Tuberculosis (TB) remains a persistent global health challenge, affecting millions worldwide. While often curable, the disease has evolved, giving rise to more severe, drug-resistant forms that are increasingly difficult to treat. This emergence complicates efforts to control and eradicate TB.
Understanding Drug-Resistant Tuberculosis
Tuberculosis is an infectious disease caused by the bacterium Mycobacterium tuberculosis. This bacterium primarily attacks the lungs, but it can also affect other parts of the body, such as the kidney, spine, and brain. Standard TB is typically treated with a combination of four first-line anti-TB drugs: isoniazid, rifampicin, pyrazinamide, and ethambutol.
Multidrug-resistant TB (MDR-TB) is a more serious form of the disease where Mycobacterium tuberculosis has developed resistance to at least two of the most potent first-line anti-TB medications: isoniazid and rifampicin. This means these drugs, effective against susceptible TB, can no longer kill the bacteria. Extensively drug-resistant TB (XDR-TB) occurs when bacteria are resistant to isoniazid and rifampicin, plus any fluoroquinolone and at least one of the three injectable second-line drugs (amikacin, kanamycin, or capreomycin). The most severe form, totally drug-resistant TB (TDR-TB), describes strains resistant to nearly all available anti-TB drugs.
How Drug Resistance Emerges
Drug resistance in Mycobacterium tuberculosis arises from genetic mutations within the bacterial DNA. These mutations can alter the bacteria’s drug targets or the enzymes that activate the drugs, rendering medications ineffective. Unlike some other bacteria, Mycobacterium tuberculosis does not typically acquire resistance through genetic material transfer from other bacteria.
The development of drug resistance is linked to human factors rather than an inherent bacterial property. A primary cause is improper or incomplete TB treatment, such as patients not finishing their full course of medication, receiving incorrect drug dosages, or using poor-quality drugs. Mutations in the rpoB gene are responsible for rifampicin resistance, while resistance to isoniazid is linked to mutations in the katG gene.
Mismanagement of TB control programs also contributes to resistance. This includes inadequate drug supply, poor laboratory capacity for diagnosis, and a lack of standardized treatment guidelines. When treatment is not properly supervised, or patients do not adhere to their regimen, the bacteria can survive and develop resistance, which can then be transmitted to others. Directly Observed Therapy (DOTS), where healthcare workers observe patients taking their medication, is a strategy aimed at improving adherence and preventing the emergence of resistance.

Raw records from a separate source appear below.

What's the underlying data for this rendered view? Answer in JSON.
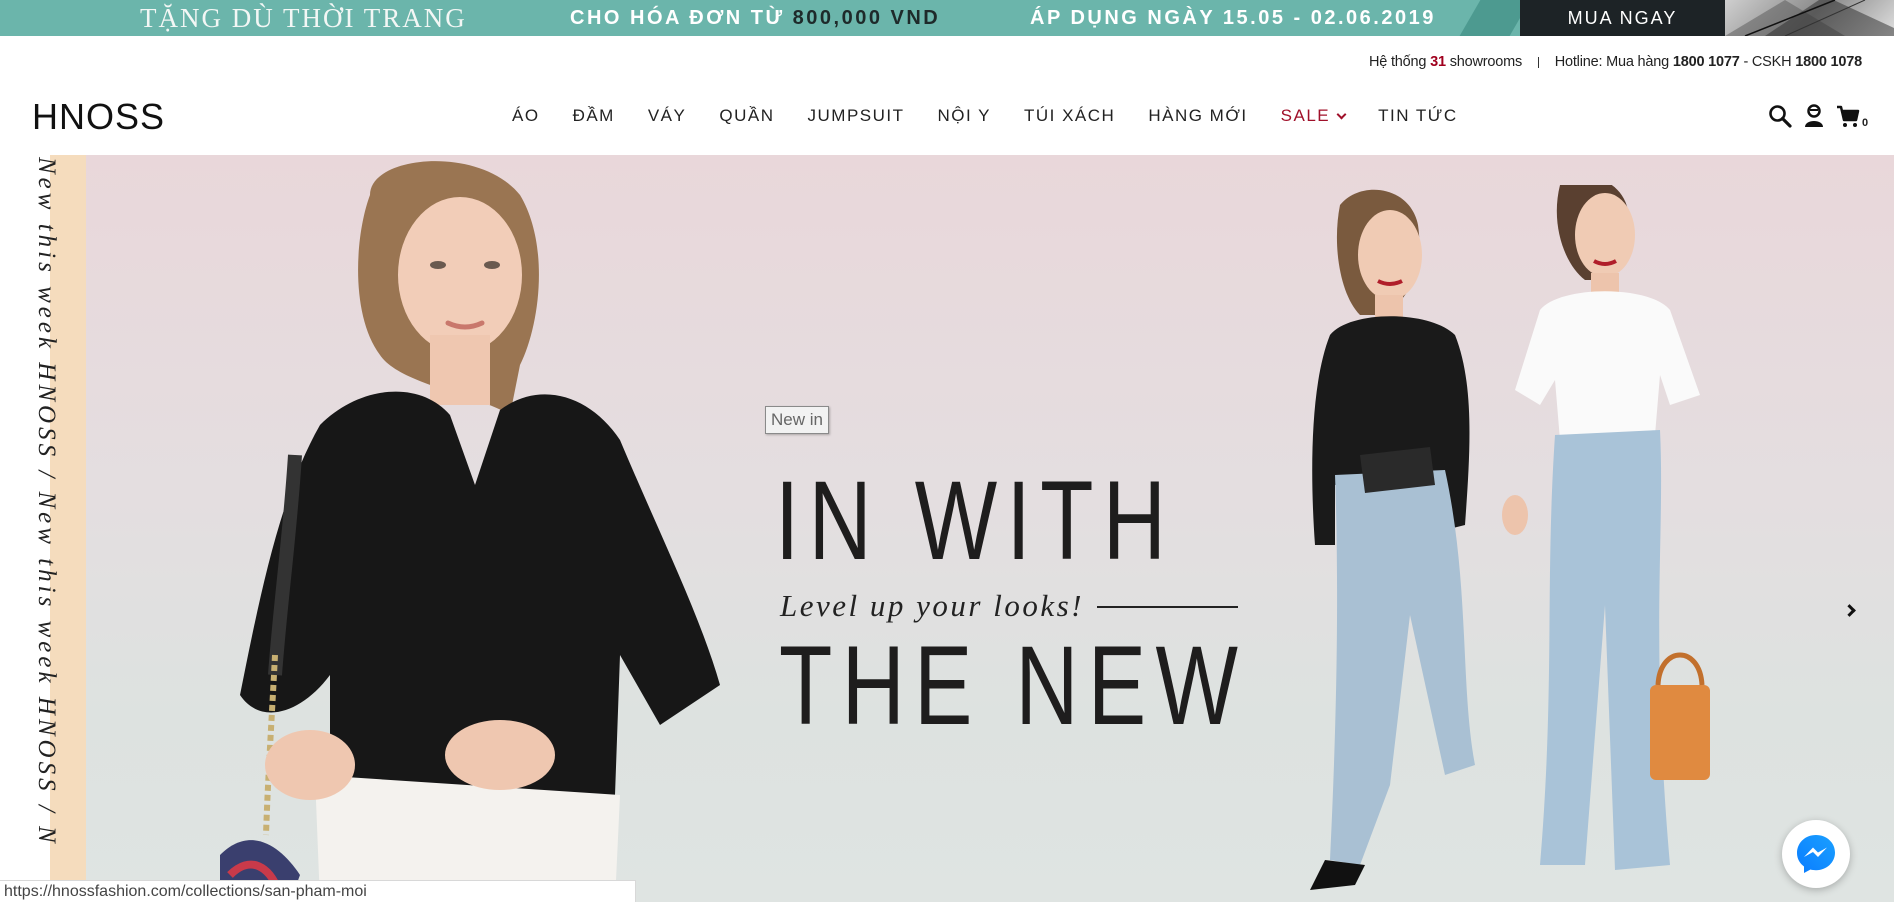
{
  "promo": {
    "gift_text": "TẶNG DÙ THỜI TRANG",
    "order_prefix": "CHO HÓA ĐƠN TỪ",
    "order_amount": "800,000 VND",
    "date_text": "ÁP DỤNG NGÀY 15.05 - 02.06.2019",
    "buy_now": "MUA NGAY"
  },
  "topbar": {
    "showroom_prefix": "Hệ thống",
    "showroom_count": "31",
    "showroom_suffix": "showrooms",
    "hotline_label": "Hotline: Mua hàng",
    "hotline_buy": "1800 1077",
    "cskh_label": "- CSKH",
    "hotline_cskh": "1800 1078"
  },
  "header": {
    "logo": "HNOSS",
    "nav": [
      "ÁO",
      "ĐẦM",
      "VÁY",
      "QUẦN",
      "JUMPSUIT",
      "NỘI Y",
      "TÚI XÁCH",
      "HÀNG MỚI",
      "SALE",
      "TIN TỨC"
    ],
    "cart_count": "0",
    "icons": [
      "search-icon",
      "account-icon",
      "cart-icon"
    ]
  },
  "hero": {
    "vertical_text": "New this week HNOSS / New this week HNOSS / N",
    "badge": "New in",
    "headline_top": "IN WITH",
    "tagline": "Level up your looks!",
    "headline_bottom": "THE NEW"
  },
  "status_url": "https://hnossfashion.com/collections/san-pham-moi",
  "colors": {
    "promo_bg": "#6bb5ab",
    "buy_bg": "#1d2326",
    "sale": "#a0102a",
    "vertical_strip": "#f5dcbd"
  }
}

Diagnosing and Treating Drug-Resistant TB
Diagnosing MDR-TB presents challenges. Standard TB tests, such as acid-fast bacillus (AFB) microscopy, may not detect drug resistance and have limited sensitivity. Traditional culture-based methods, while considered the gold standard for detecting Mycobacterium tuberculosis and determining drug susceptibility, can take weeks to yield results, delaying appropriate treatment.

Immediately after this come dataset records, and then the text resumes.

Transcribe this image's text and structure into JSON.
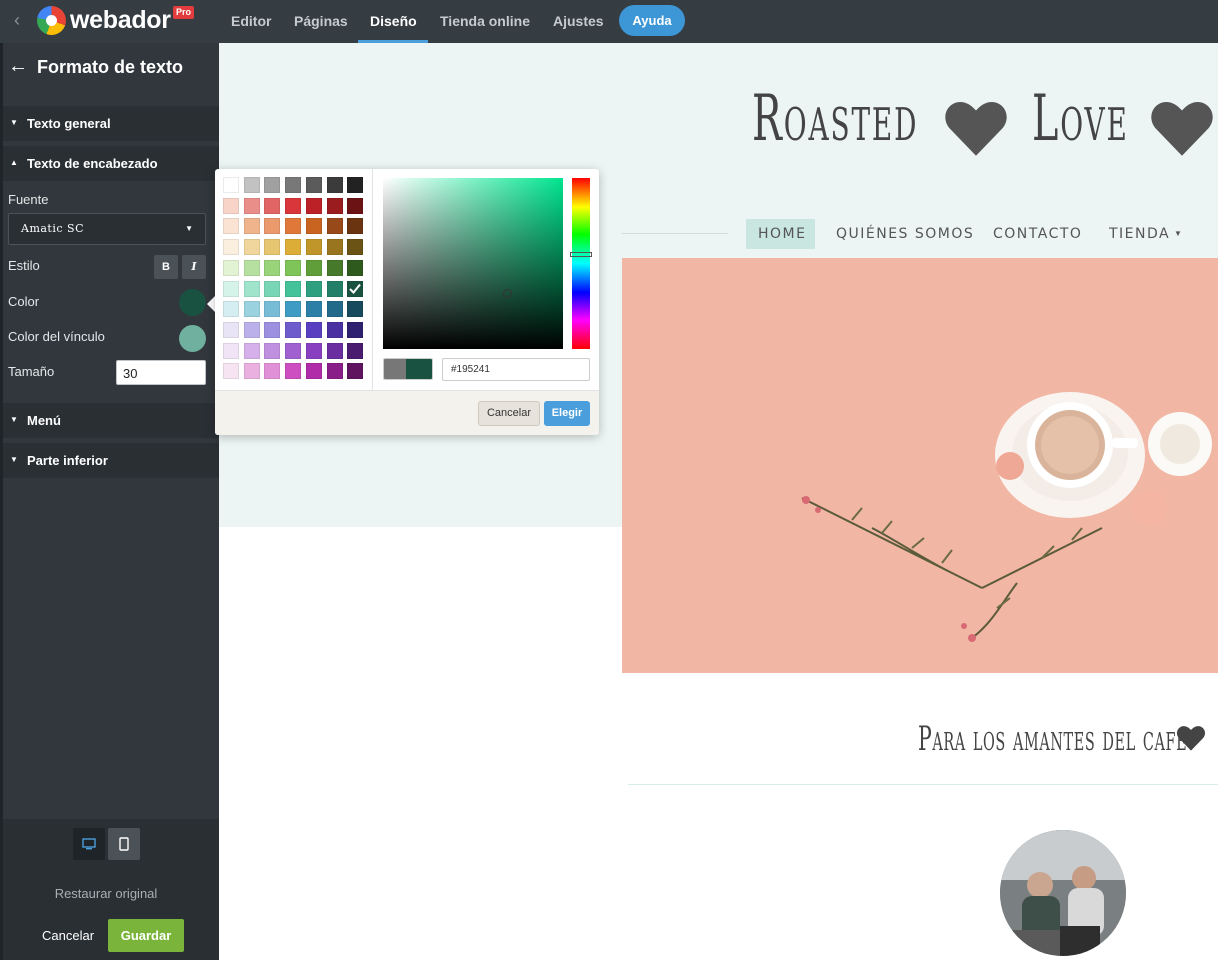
{
  "topbar": {
    "logo_text": "webador",
    "pro_badge": "Pro",
    "nav": [
      "Editor",
      "Páginas",
      "Diseño",
      "Tienda online",
      "Ajustes"
    ],
    "active_nav": "Diseño",
    "help_label": "Ayuda"
  },
  "panel": {
    "title": "Formato de texto",
    "sections": {
      "general_text": "Texto general",
      "heading_text": "Texto de encabezado",
      "menu": "Menú",
      "footer": "Parte inferior"
    },
    "font_label": "Fuente",
    "font_value": "Amatic SC",
    "style_label": "Estilo",
    "bold_label": "B",
    "italic_label": "I",
    "color_label": "Color",
    "color_value": "#195241",
    "link_color_label": "Color del vínculo",
    "link_color_value": "#6fb09e",
    "size_label": "Tamaño",
    "size_value": "30",
    "restore_label": "Restaurar original",
    "cancel_label": "Cancelar",
    "save_label": "Guardar"
  },
  "picker": {
    "hex_value": "#195241",
    "cancel_label": "Cancelar",
    "choose_label": "Elegir",
    "palette": [
      [
        "#ffffff",
        "#c2c2c2",
        "#a0a0a0",
        "#787878",
        "#5b5b5b",
        "#3b3b3b",
        "#222222"
      ],
      [
        "#f8d4c8",
        "#ea8e8a",
        "#e26565",
        "#d8363b",
        "#bb2126",
        "#9a1c1e",
        "#6b1214"
      ],
      [
        "#fbe3d4",
        "#f0b48c",
        "#ea9a6c",
        "#e0783a",
        "#c86320",
        "#98491a",
        "#6b3411"
      ],
      [
        "#fbefe0",
        "#f0d69c",
        "#e6c670",
        "#dcae38",
        "#c0962a",
        "#98751e",
        "#6b5215"
      ],
      [
        "#e2f3d4",
        "#b6e0a0",
        "#9ad47a",
        "#7ec458",
        "#5f9e38",
        "#467a2a",
        "#2f5a1d"
      ],
      [
        "#d6f3ea",
        "#a0e4cc",
        "#78d6b6",
        "#44c29a",
        "#2ea080",
        "#238068",
        "#195241"
      ],
      [
        "#d4eef2",
        "#9ad2e0",
        "#78bcd6",
        "#3e9cc4",
        "#2c80a8",
        "#226a8a",
        "#164a5c"
      ],
      [
        "#e8e4f6",
        "#bcb0ea",
        "#9e90e0",
        "#6e5ccc",
        "#5a40c0",
        "#4a30a0",
        "#302070"
      ],
      [
        "#f0e4f6",
        "#d6b0ea",
        "#c090e0",
        "#a060d0",
        "#8840c0",
        "#6a2ea0",
        "#4a1c70"
      ],
      [
        "#f6e4f2",
        "#eab0e0",
        "#e090d6",
        "#cc4ec0",
        "#b02ca8",
        "#8a1e88",
        "#601460"
      ]
    ],
    "selected": "#195241"
  },
  "site": {
    "title": "Roasted",
    "title2": "Love",
    "menu": [
      "HOME",
      "QUIÉNES SOMOS",
      "CONTACTO",
      "TIENDA"
    ],
    "subtitle": "Para los amantes del café"
  }
}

Rapid molecular tests, such as GeneXpert MTB/RIF, have improved diagnosis by detecting rifampicin resistance, often an indicator of MDR-TB, within hours. Other molecular tests, like line probe assays, can also identify resistance to both rifampicin and isoniazid, offering quicker insights into the resistance profile. However, these molecular tests may not detect all forms of resistance, necessitating a combination of molecular and phenotypic drug susceptibility testing (DST).
Treating MDR-TB is a lengthy process, often requiring a combination of second-line anti-TB drugs. Treatment regimens last longer than for drug-susceptible TB, ranging from 9 to 24 months. These second-line drugs are more expensive and associated with a higher incidence of severe side effects compared to first-line medications. Common adverse effects include gastrointestinal disturbances, hearing loss (ototoxicity), kidney damage (nephrotoxicity), psychiatric disorders, and peripheral neuropathy. Managing these side effects and the extended duration of treatment requires comprehensive patient support and close medical supervision to ensure adherence and improve outcomes.

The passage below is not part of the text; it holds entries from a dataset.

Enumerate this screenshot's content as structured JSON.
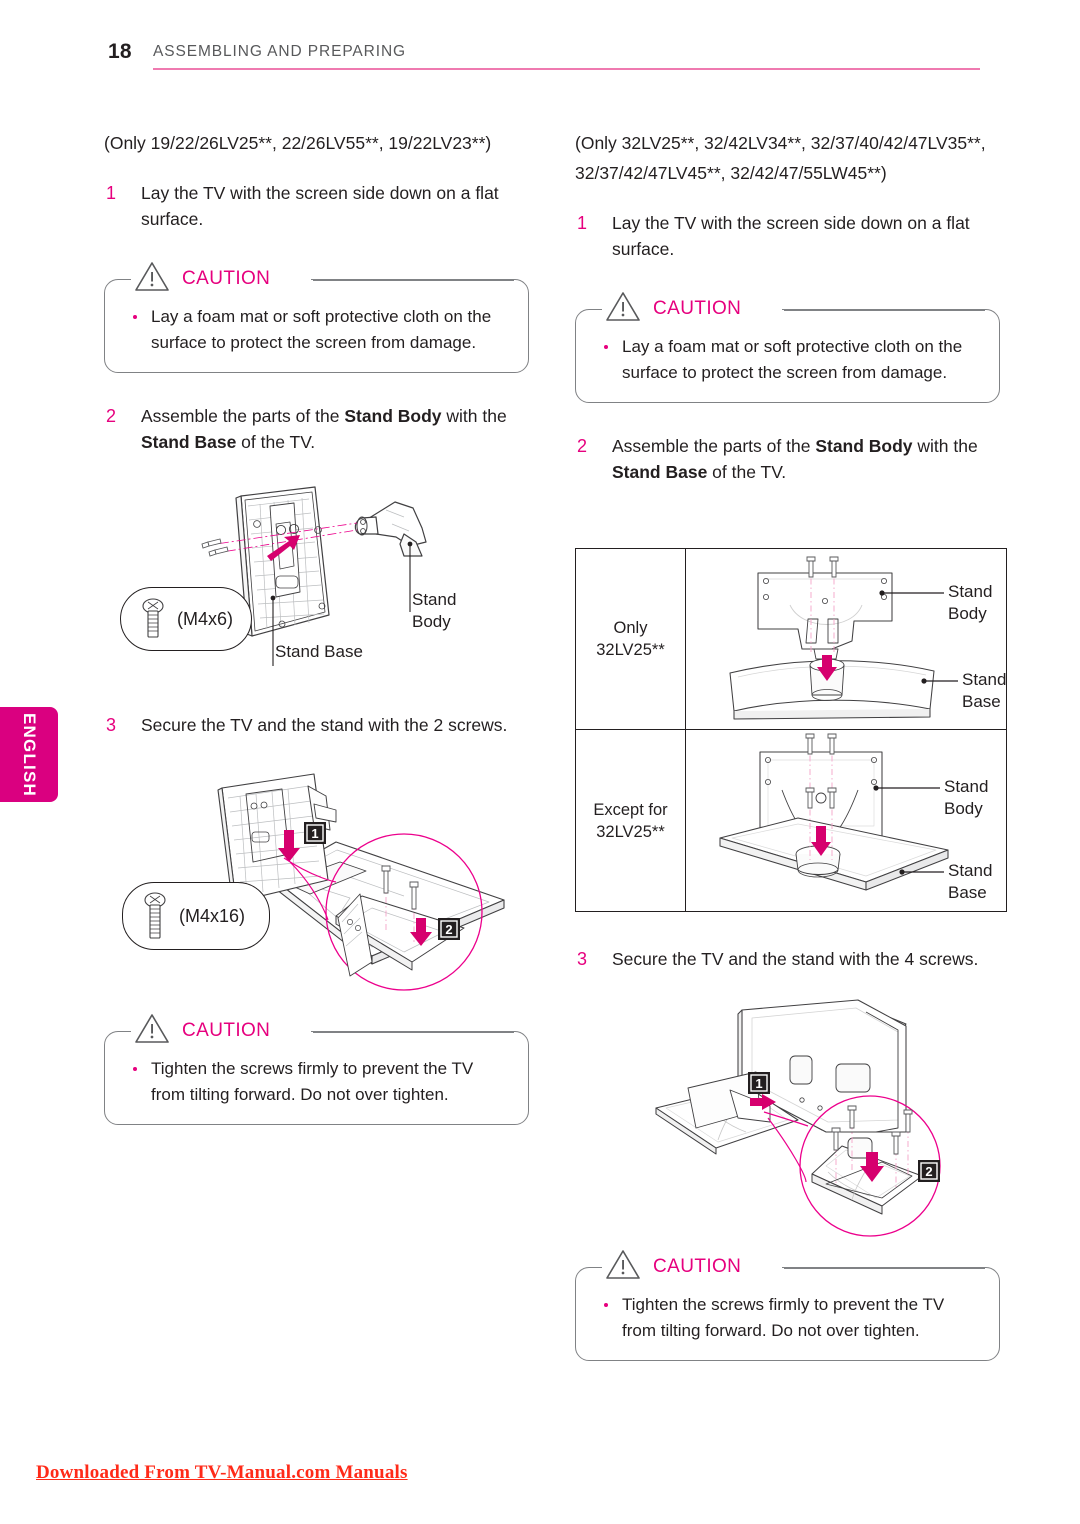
{
  "header": {
    "page_number": "18",
    "title": "ASSEMBLING AND PREPARING",
    "rule_color": "#ef7ab0"
  },
  "side_tab": {
    "label": "ENGLISH",
    "color": "#da0080"
  },
  "accent_color": "#e6007e",
  "left_column": {
    "models": "(Only 19/22/26LV25**, 22/26LV55**, 19/22LV23**)",
    "steps": [
      {
        "number": "1",
        "text": "Lay the TV with the screen side down on a flat surface."
      },
      {
        "number": "2",
        "text_before": "Assemble the parts of the ",
        "bold_1": "Stand Body",
        "text_middle": " with the ",
        "bold_2": "Stand Base",
        "text_after": " of the TV."
      },
      {
        "number": "3",
        "text": "Secure the TV and the stand with the 2 screws."
      }
    ],
    "caution_top": {
      "label": "CAUTION",
      "bullets": [
        "Lay a foam mat or soft protective cloth on the surface to protect the screen from damage."
      ]
    },
    "caution_bottom": {
      "label": "CAUTION",
      "bullets": [
        "Tighten the screws firmly to prevent the TV from tilting forward. Do not over tighten."
      ]
    },
    "figure_stand": {
      "screw_spec": "(M4x6)",
      "label_stand_base": "Stand Base",
      "label_stand_body": "Stand\nBody"
    },
    "figure_secure": {
      "screw_spec": "(M4x16)",
      "marker_1": "1",
      "marker_2": "2"
    }
  },
  "right_column": {
    "models": "(Only 32LV25**, 32/42LV34**, 32/37/40/42/47LV35**, 32/37/42/47LV45**, 32/42/47/55LW45**)",
    "steps": [
      {
        "number": "1",
        "text": "Lay the TV with the screen side down on a flat surface."
      },
      {
        "number": "2",
        "text_before": "Assemble the parts of the ",
        "bold_1": "Stand Body",
        "text_middle": " with the ",
        "bold_2": "Stand Base",
        "text_after": " of the TV."
      },
      {
        "number": "3",
        "text": "Secure the TV and the stand with the 4 screws."
      }
    ],
    "caution": {
      "label": "CAUTION",
      "bullets": [
        "Lay a foam mat or soft protective cloth on the surface to protect the screen from damage."
      ]
    },
    "caution_bottom": {
      "label": "CAUTION",
      "bullets": [
        "Tighten the screws firmly to prevent the TV from tilting forward. Do not over tighten."
      ]
    },
    "stand_table": {
      "rows": [
        {
          "label": "Only\n32LV25**",
          "label_stand_body": "Stand Body",
          "label_stand_base": "Stand Base"
        },
        {
          "label": "Except for\n32LV25**",
          "label_stand_body": "Stand Body",
          "label_stand_base": "Stand Base"
        }
      ]
    },
    "figure_secure": {
      "marker_1": "1",
      "marker_2": "2"
    }
  },
  "footer": {
    "text": "Downloaded From TV-Manual.com Manuals",
    "color": "#ff2a18"
  }
}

Global Implications and Prevention
MDR-TB represents a significant global public health concern, with an estimated 410,000 people developing multidrug- or rifampicin-resistant tuberculosis in 2022. High-burden countries face challenges due to the disease’s impact on healthcare systems and economies. The cost of treating MDR-TB can be substantially higher, sometimes 10 to 100 times more, than treating drug-susceptible TB, further straining limited resources.
Preventing the development and spread of drug resistance is essential. This involves ensuring all TB cases, whether drug-susceptible or resistant, are diagnosed accurately and treated completely with appropriate drug regimens. Strengthening healthcare systems, particularly laboratory capacity for drug susceptibility testing, is important for early detection of resistance. Implementing infection control measures in healthcare facilities and communities helps curb the transmission of resistant strains. Continued investment in research and development for new drugs, diagnostics, and vaccines is also necessary to provide more effective and shorter treatment options and to achieve global TB control.